Apple faces another antitrust lawsuit, this time regarding its Apple Pay policies. The complaint alleges that the Cupertino-based tech giant collected more than $1 billion in illegal fees from Apple Pay’s partner credit card companies.

Apple Gains from Apple Pay Fees

Hagens Berman filed the complaint in the U.S. District Court for the Northern District of California on Monday. The complaint accused Apple of illegally profiting from payment card issuers. At the same time, it also pointed out the fact that Apple denied competitors to access the systems needed to develop a mobile wallet that could compete with Apple Pay.

For those who are unaware, Hagens Berman won a previous case against Apple. The firm managed to score a $450 million settlement from Apple during a legal battle concerning ebook price fixing. In this case, the law firm represents the U.S. credit unions and financial institutions that have partnered with Apple Pay.

Apple’s Alleged Monopoly in the Mobile Wallet Industry

In a press release, Hagens Berman said, “Having secured a monopoly for Apple Pay in this fashion, Apple charges card issuers who use Apple Pay supracompetitive fees for a service that is available on Android devices for free.” The lawsuit gave more details about the exorbitant fees as well as the strategy that Apple allegedly employed to insert Apple Pay into the company’s mobile device dominance.

The law firm contended that although it may seem that Apple charges the U.S. card issuers small fees, these could compound into a larger amount over time. Hagens Berman co-founder and managing director Steve Berman said, “On the surface, Apple Pay fees pushed onto card issuers may seem small, but truly the devil is in the details of Apple’s policies.”

Apple Pay policy gives 15 basis points, or 0.15%, on credit card transactions and $0.05 on credit card transactions to U.S. card issuers.

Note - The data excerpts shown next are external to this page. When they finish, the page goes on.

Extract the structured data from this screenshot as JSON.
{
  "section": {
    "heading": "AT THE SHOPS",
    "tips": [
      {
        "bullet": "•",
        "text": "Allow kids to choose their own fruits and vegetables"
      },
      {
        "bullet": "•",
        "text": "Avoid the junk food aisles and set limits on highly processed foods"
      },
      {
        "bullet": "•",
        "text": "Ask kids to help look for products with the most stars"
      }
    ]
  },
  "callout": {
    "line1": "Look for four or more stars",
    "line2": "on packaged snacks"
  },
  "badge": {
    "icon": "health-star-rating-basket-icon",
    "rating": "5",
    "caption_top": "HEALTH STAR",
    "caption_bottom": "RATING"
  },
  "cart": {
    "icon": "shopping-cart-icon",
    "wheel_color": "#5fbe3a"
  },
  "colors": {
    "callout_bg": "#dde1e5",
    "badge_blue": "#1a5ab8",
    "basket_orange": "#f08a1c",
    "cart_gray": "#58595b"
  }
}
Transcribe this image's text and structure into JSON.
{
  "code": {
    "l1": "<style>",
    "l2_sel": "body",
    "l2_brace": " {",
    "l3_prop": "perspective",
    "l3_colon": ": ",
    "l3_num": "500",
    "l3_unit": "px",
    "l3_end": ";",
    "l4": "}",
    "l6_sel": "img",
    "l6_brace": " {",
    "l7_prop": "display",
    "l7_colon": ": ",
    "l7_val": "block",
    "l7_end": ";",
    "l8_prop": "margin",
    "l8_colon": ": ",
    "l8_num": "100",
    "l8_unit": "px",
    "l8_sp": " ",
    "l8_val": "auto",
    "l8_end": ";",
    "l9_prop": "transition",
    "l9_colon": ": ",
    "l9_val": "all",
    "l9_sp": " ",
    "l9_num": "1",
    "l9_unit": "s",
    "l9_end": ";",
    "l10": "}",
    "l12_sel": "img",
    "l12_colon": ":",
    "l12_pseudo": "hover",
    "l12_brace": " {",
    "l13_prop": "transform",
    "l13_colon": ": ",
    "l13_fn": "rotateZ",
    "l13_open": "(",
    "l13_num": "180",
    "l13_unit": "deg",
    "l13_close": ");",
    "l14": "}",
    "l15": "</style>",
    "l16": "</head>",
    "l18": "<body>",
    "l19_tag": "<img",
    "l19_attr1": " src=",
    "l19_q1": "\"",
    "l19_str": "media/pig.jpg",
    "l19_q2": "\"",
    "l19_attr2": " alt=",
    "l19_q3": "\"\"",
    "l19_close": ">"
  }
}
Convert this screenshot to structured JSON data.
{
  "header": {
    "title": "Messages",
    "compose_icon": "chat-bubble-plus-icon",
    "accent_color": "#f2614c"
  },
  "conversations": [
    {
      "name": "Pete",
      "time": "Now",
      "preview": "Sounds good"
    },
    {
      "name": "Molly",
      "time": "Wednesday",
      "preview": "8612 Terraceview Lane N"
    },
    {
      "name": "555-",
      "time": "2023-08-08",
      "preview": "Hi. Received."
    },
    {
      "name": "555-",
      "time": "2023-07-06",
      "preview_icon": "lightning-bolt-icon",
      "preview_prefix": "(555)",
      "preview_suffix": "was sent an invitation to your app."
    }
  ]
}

In contrast, both Google Pay and Samsung Pay don’t charge card issuers for transactions. Additionally, the law firm noted that Apple Pay’s “exclusionary practices” are evident in the fact that Apple Pay is the only mobile wallet allowed on iOS.

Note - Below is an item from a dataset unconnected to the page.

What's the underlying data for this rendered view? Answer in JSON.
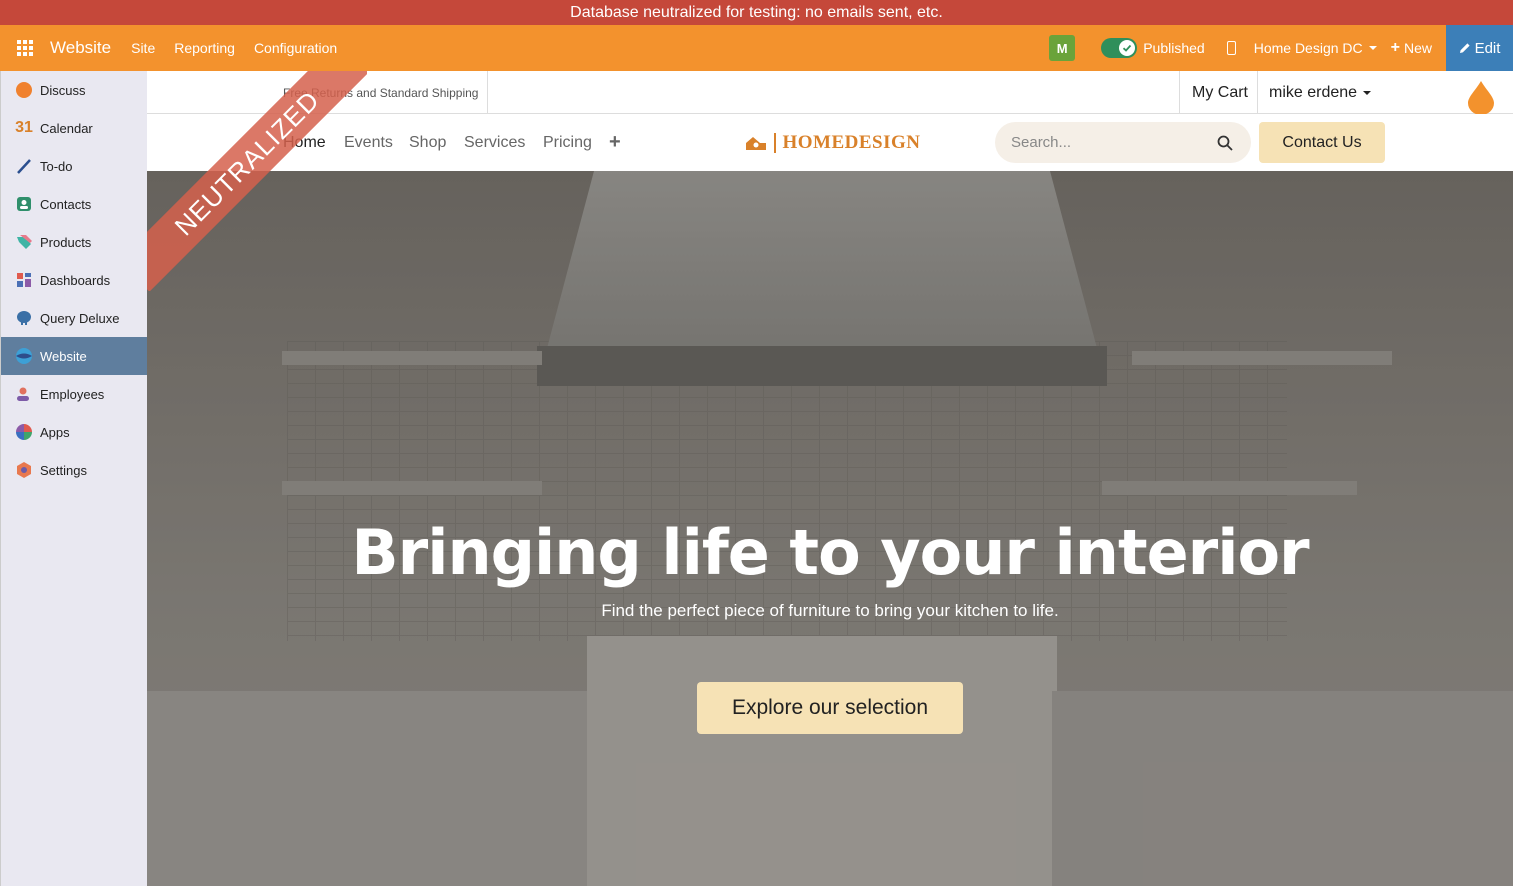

Lawsuit Seeks to Compel Apple to Reimburse Card Issuers

All that being said, Hagens Berman firmly believes that Apple violates antitrust regulations, including the Sherman Act. The said law eyes monopolistic practices of business firms. As such, the law firm seeks to compel Apple to reimburse card issuers. It also demands an injunction against Apple to stop it from unreasonable fees.